1. Reduce the number of steps.

Simply shrinking desktop site menus from big to small won’t cut it. Rethink the whole shopping cart optimization process, and think “less” at every step.

Aim for the fewest possible touches to complete a transaction.

Don’t assume that the checkout steps you use on the desktop will translate to a mobile experience. Best practices for an e-commerce checkout flow might look different across platforms; five steps on desktop may have to be three on mobile to ensure that a customer continues through to payment.

2. Never go back.

The desktop experience may require a shopper to go back to a product page to change color or size, or require other similar page-hopping behavior. But going backwards is a death-knell on mobile.

The customer needs to be able to adjust color, quantity, or size on the checkout page, within the cart itself.

You may end up with a single page of elements that load differently from the desktop site. But give mobile shoppers everything they need to move forward from where they are right now.

3. Provide shipping information sooner.

Your customer may abandon her cart when she gets to the shipping screen and finds shipping costs too high or shipping time to be too slow.

Here’s how to avoid this common driver of shopping cart abandonment. Use the GPS built into smartphones to estimate shipping costs and delivery times and give the customer that information earlier in the process so that the cart process is more straightforward. Or, offer the option to pick up at a local store.

4. Make payment dead-easy.

Inputting payment information is a key frustration in mobile checkout.

Apple has provided a bridge over this problem by allowing customers to take a snapshot of their credit card instead of manually inputting card numbers.
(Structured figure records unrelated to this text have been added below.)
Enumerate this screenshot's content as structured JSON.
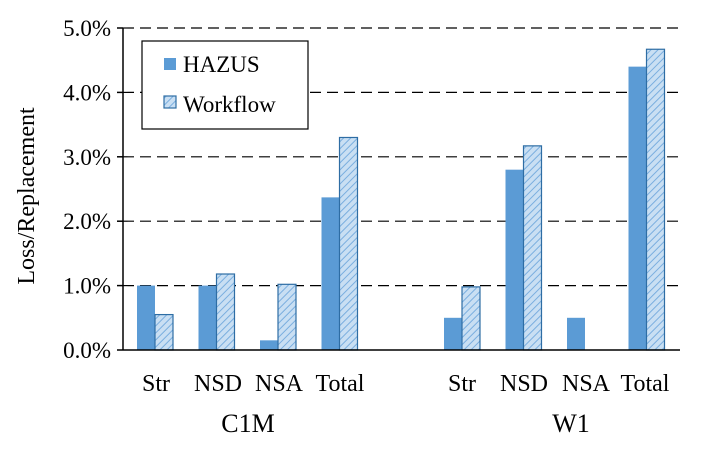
{
  "chart_data": {
    "type": "bar",
    "ylabel": "Loss/Replacement",
    "xlabel": "",
    "ylim": [
      0,
      5.0
    ],
    "yticks": [
      "0.0%",
      "1.0%",
      "2.0%",
      "3.0%",
      "4.0%",
      "5.0%"
    ],
    "grid": "dashed horizontal",
    "legend_position": "top-left",
    "groups": [
      {
        "name": "C1M",
        "categories": [
          "Str",
          "NSD",
          "NSA",
          "Total"
        ]
      },
      {
        "name": "W1",
        "categories": [
          "Str",
          "NSD",
          "NSA",
          "Total"
        ]
      }
    ],
    "series": [
      {
        "name": "HAZUS",
        "color": "#5b9bd5",
        "pattern": "solid",
        "values": [
          [
            1.0,
            1.0,
            0.15,
            2.37
          ],
          [
            0.5,
            2.8,
            0.5,
            4.4
          ]
        ]
      },
      {
        "name": "Workflow",
        "color": "#bdd7ee",
        "pattern": "diagonal-hatch",
        "values": [
          [
            0.55,
            1.18,
            1.02,
            3.3
          ],
          [
            0.98,
            3.17,
            0.0,
            4.67
          ]
        ]
      }
    ]
  }
}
Or, you might allow brand-loyal customers to store their credit card numbers on your site.

Be sure to provide multiple payment options.

More than a third of US online shoppers have PayPal accounts, and Mastercard and Visa have rolled out wallet solutions that are being adopted and simplify the payment process for the customer.


A successful mobile checkout is far more than just a “shrunk” or adjusted desktop checkout experience.

It often requires designing a completely revised checkout flow that takes advantage of mobile device features and more importantly, takes into account the much shorter attention span of mobile shoppers.